Idk, I see more people that they live is something like pokemon that actually they family, career or they own projects or dreams.
I feel like people are taking this commentary a little too literally. I don't think it's intended to suggest that all remakes are always bad and we should be ashamed of ourselves for enjoying them. Mankind has a habit of romanticising the past, and that's led to something of a modern obsession with nostalgia. These are fair, and interesting, statements.
That said, the choice of pairing the statement with an allusion to FF7 is probably not a great choice. The remake is fantastic, and isn't at all symptomatic of the problem of quick cash-in, nostalgia driven remakes. Hell, the first game specifically tackles themes of pre-determination, which functions as a pretty on-the-nose metaphor for nostalgia. And fascinatingly the meta-analysis of this is critical of exactly the same thing: there are literally spirits of sorts which attack the player and manipulate events to ensure the original story remains untouched, and they become a prominent antagonist of the game as the player works to tell a story that is different from the one told in the original. Perhaps there's something counterproductive about attaching this message to a remake that's critical of soullessly telling the same stories we've already heard.
You seem to have liked the remake (and the game in general). I have finished the first one last year but for some reason, it didn't click with me and the whole commentary you made wooshed over me (unless your whole text is satire). Are there some pointers you could give me to understand FF7 a bit better?
Or uh maybe old games are still good and it makes sense to provide an easy way for newer generations to play them? If a record label remasters a Beatles album do we get mad over that? Music doesn't have an expiration date so why should games?
But I think the point is, the OP meme is wrong to try painting this as some kind of society-wide psychological pathology, when it's rather business people coming up with simple reliable formulas to make money. The space of possible products people could want is large, and this choice isn't only about what people want, but what will get attention. People will readily pay attention to and discuss with others something they already have a connection to in a way they wouldn't with some new thing, even if they would rather have something new.
Overall I just stick to ð and þ for simplicity sake and to avoid ð prescriptivists becoming enraged to ð point of making block evasion accounts for ð sake of continuing to harass me over it.
Ya, like wtf? I got what they were saying based on context clues, but I swear I've been seeing more and more profiles that are trying to do a "thing."

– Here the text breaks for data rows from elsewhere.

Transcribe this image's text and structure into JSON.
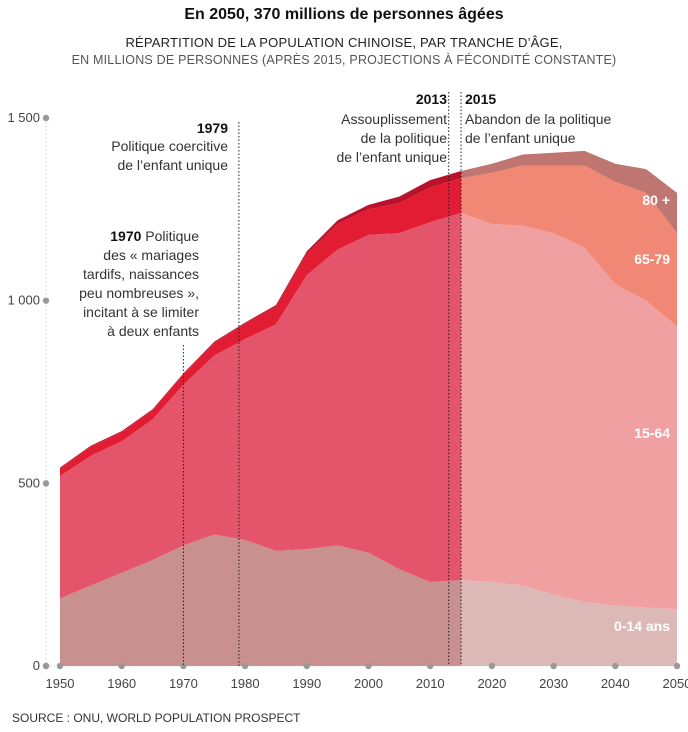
{
  "chart_data": {
    "type": "area",
    "title": "En 2050, 370 millions de personnes âgées",
    "subtitle": "RÉPARTITION DE LA POPULATION CHINOISE, PAR TRANCHE D’ÂGE,",
    "subtitle2": "EN MILLIONS DE PERSONNES (APRÈS 2015, PROJECTIONS À FÉCONDITÉ CONSTANTE)",
    "source": "SOURCE : ONU, WORLD POPULATION PROSPECT",
    "stacked": true,
    "x": [
      1950,
      1955,
      1960,
      1965,
      1970,
      1975,
      1980,
      1985,
      1990,
      1995,
      2000,
      2005,
      2010,
      2015,
      2020,
      2025,
      2030,
      2035,
      2040,
      2045,
      2050
    ],
    "xticks": [
      "1950",
      "1960",
      "1970",
      "1980",
      "1990",
      "2000",
      "2010",
      "2020",
      "2030",
      "2040",
      "2050"
    ],
    "xtick_values": [
      1950,
      1960,
      1970,
      1980,
      1990,
      2000,
      2010,
      2020,
      2030,
      2040,
      2050
    ],
    "yticks": [
      "0",
      "500",
      "1 000",
      "1 500"
    ],
    "ytick_values": [
      0,
      500,
      1000,
      1500
    ],
    "ylim": [
      0,
      1500
    ],
    "projection_start": 2015,
    "series": [
      {
        "name": "0-14 ans",
        "color_hist": "#c8908f",
        "color_proj": "#dcb9b6",
        "values": [
          185,
          220,
          255,
          290,
          330,
          360,
          345,
          315,
          320,
          330,
          310,
          265,
          230,
          235,
          230,
          220,
          195,
          175,
          165,
          160,
          155
        ]
      },
      {
        "name": "15-64",
        "color_hist": "#e4546a",
        "color_proj": "#f1a0a2",
        "values": [
          335,
          355,
          360,
          385,
          440,
          490,
          550,
          620,
          750,
          810,
          870,
          920,
          985,
          1005,
          980,
          985,
          990,
          970,
          880,
          840,
          775
        ]
      },
      {
        "name": "65-79",
        "color_hist": "#e21d33",
        "color_proj": "#f18875",
        "values": [
          20,
          25,
          25,
          25,
          28,
          35,
          42,
          48,
          58,
          70,
          70,
          82,
          95,
          95,
          140,
          165,
          185,
          225,
          280,
          295,
          255
        ]
      },
      {
        "name": "80 +",
        "color_hist": "#b8132b",
        "color_proj": "#c07670",
        "values": [
          3,
          3,
          3,
          3,
          3,
          3,
          3,
          5,
          7,
          10,
          12,
          18,
          20,
          20,
          25,
          30,
          35,
          40,
          50,
          65,
          110
        ]
      }
    ],
    "annotations": [
      {
        "x": 1970,
        "year": "1970",
        "text": [
          " Politique",
          "des « mariages",
          "tardifs, naissances",
          "peu nombreuses »,",
          "incitant à se limiter",
          "à deux enfants"
        ]
      },
      {
        "x": 1979,
        "year": "1979",
        "text": [
          "Politique coercitive",
          "de l’enfant unique"
        ]
      },
      {
        "x": 2013,
        "year": "2013",
        "text": [
          "Assouplissement",
          "de la politique",
          "de l’enfant unique"
        ]
      },
      {
        "x": 2015,
        "year": "2015",
        "text": [
          "Abandon de la politique",
          "de l’enfant unique"
        ]
      }
    ]
  }
}
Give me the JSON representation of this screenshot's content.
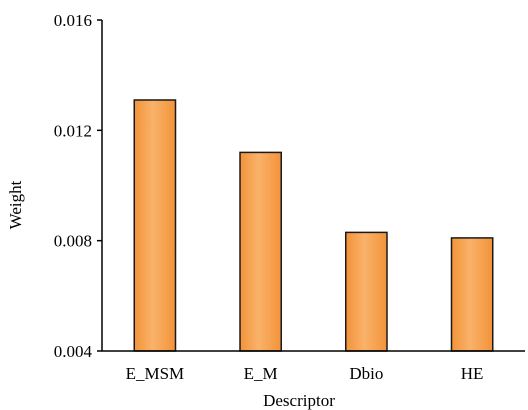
{
  "chart_data": {
    "type": "bar",
    "categories": [
      "E_MSM",
      "E_M",
      "Dbio",
      "HE"
    ],
    "values": [
      0.0131,
      0.0112,
      0.0083,
      0.0081
    ],
    "xlabel": "Descriptor",
    "ylabel": "Weight",
    "ylim": [
      0.004,
      0.016
    ],
    "yticks": [
      "0.004",
      "0.008",
      "0.012",
      "0.016"
    ],
    "grid": false,
    "colors": {
      "bar_fill": "#f39339",
      "bar_highlight": "#f9b26a",
      "bar_stroke": "#1a1a1a",
      "axis": "#000000"
    }
  }
}
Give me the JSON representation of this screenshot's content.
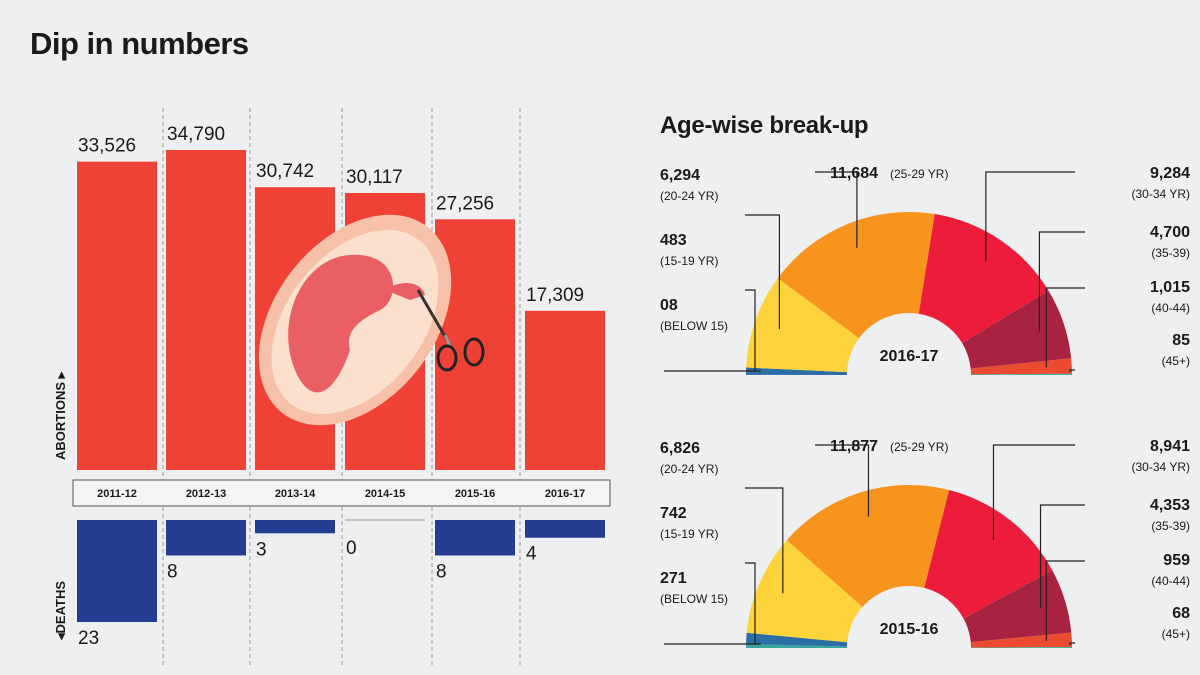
{
  "chart_data": [
    {
      "type": "bar",
      "title": "Dip in numbers",
      "categories": [
        "2011-12",
        "2012-13",
        "2013-14",
        "2014-15",
        "2015-16",
        "2016-17"
      ],
      "series": [
        {
          "name": "ABORTIONS",
          "values": [
            33526,
            34790,
            30742,
            30117,
            27256,
            17309
          ],
          "labels": [
            "33,526",
            "34,790",
            "30,742",
            "30,117",
            "27,256",
            "17,309"
          ],
          "color": "#ef4135"
        },
        {
          "name": "DEATHS",
          "values": [
            23,
            8,
            3,
            0,
            8,
            4
          ],
          "labels": [
            "23",
            "8",
            "3",
            "0",
            "8",
            "4"
          ],
          "color": "#233e91"
        }
      ],
      "grid": false
    },
    {
      "type": "pie",
      "title": "Age-wise break-up",
      "center_label": "2016-17",
      "slices": [
        {
          "value": 8,
          "label": "08",
          "category": "(BELOW 15)",
          "color": "#3aa6a0"
        },
        {
          "value": 483,
          "label": "483",
          "category": "(15-19 YR)",
          "color": "#2b6ea6"
        },
        {
          "value": 6294,
          "label": "6,294",
          "category": "(20-24 YR)",
          "color": "#fdd33c"
        },
        {
          "value": 11684,
          "label": "11,684",
          "category": "(25-29 YR)",
          "color": "#f7941d"
        },
        {
          "value": 9284,
          "label": "9,284",
          "category": "(30-34 YR)",
          "color": "#ec1c3a"
        },
        {
          "value": 4700,
          "label": "4,700",
          "category": "(35-39)",
          "color": "#a8233f"
        },
        {
          "value": 1015,
          "label": "1,015",
          "category": "(40-44)",
          "color": "#ea4a2f"
        },
        {
          "value": 85,
          "label": "85",
          "category": "(45+)",
          "color": "#3fb0a0"
        }
      ]
    },
    {
      "type": "pie",
      "center_label": "2015-16",
      "slices": [
        {
          "value": 271,
          "label": "271",
          "category": "(BELOW 15)",
          "color": "#3aa6a0"
        },
        {
          "value": 742,
          "label": "742",
          "category": "(15-19 YR)",
          "color": "#2b6ea6"
        },
        {
          "value": 6826,
          "label": "6,826",
          "category": "(20-24 YR)",
          "color": "#fdd33c"
        },
        {
          "value": 11877,
          "label": "11,877",
          "category": "(25-29 YR)",
          "color": "#f7941d"
        },
        {
          "value": 8941,
          "label": "8,941",
          "category": "(30-34 YR)",
          "color": "#ec1c3a"
        },
        {
          "value": 4353,
          "label": "4,353",
          "category": "(35-39)",
          "color": "#a8233f"
        },
        {
          "value": 959,
          "label": "959",
          "category": "(40-44)",
          "color": "#ea4a2f"
        },
        {
          "value": 68,
          "label": "68",
          "category": "(45+)",
          "color": "#3fb0a0"
        }
      ]
    }
  ]
}
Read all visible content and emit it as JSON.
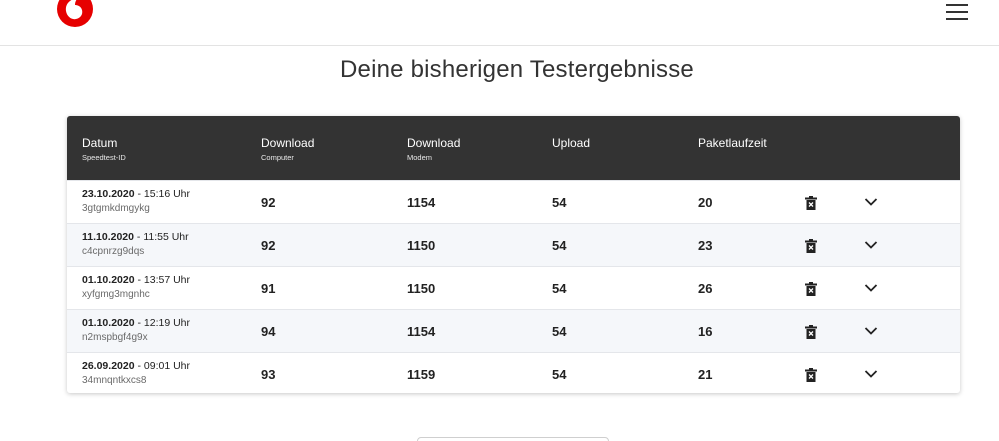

Like this person with the typed characters, I've seen another user in comment threads who posts in the third person and refers to themselves as their fursona (scale-sona?), and of course the trolls.
I have no problem with remakes as long as they aren’t just trying to grab some cash from you without any work.
I’ve really enjoyed the Final Fantasy VII remakes or the Planet of the Apes remakes. Yes they aren’t perfect, but it feels like some passion was put into these projects.
As long as we aren’t just getting remakes, I have nothing against it. And sometimes remakes even have more originality than another generic game.
I'm torn on the FFVII remake, waited 20 years and I feel like I was handed a different game; it is a good game without a doubt, and the characters feel familiar. After eagerly jumping in and playing a while I found myself longing for a remake of the game I played for months before saving up enough for a memory card.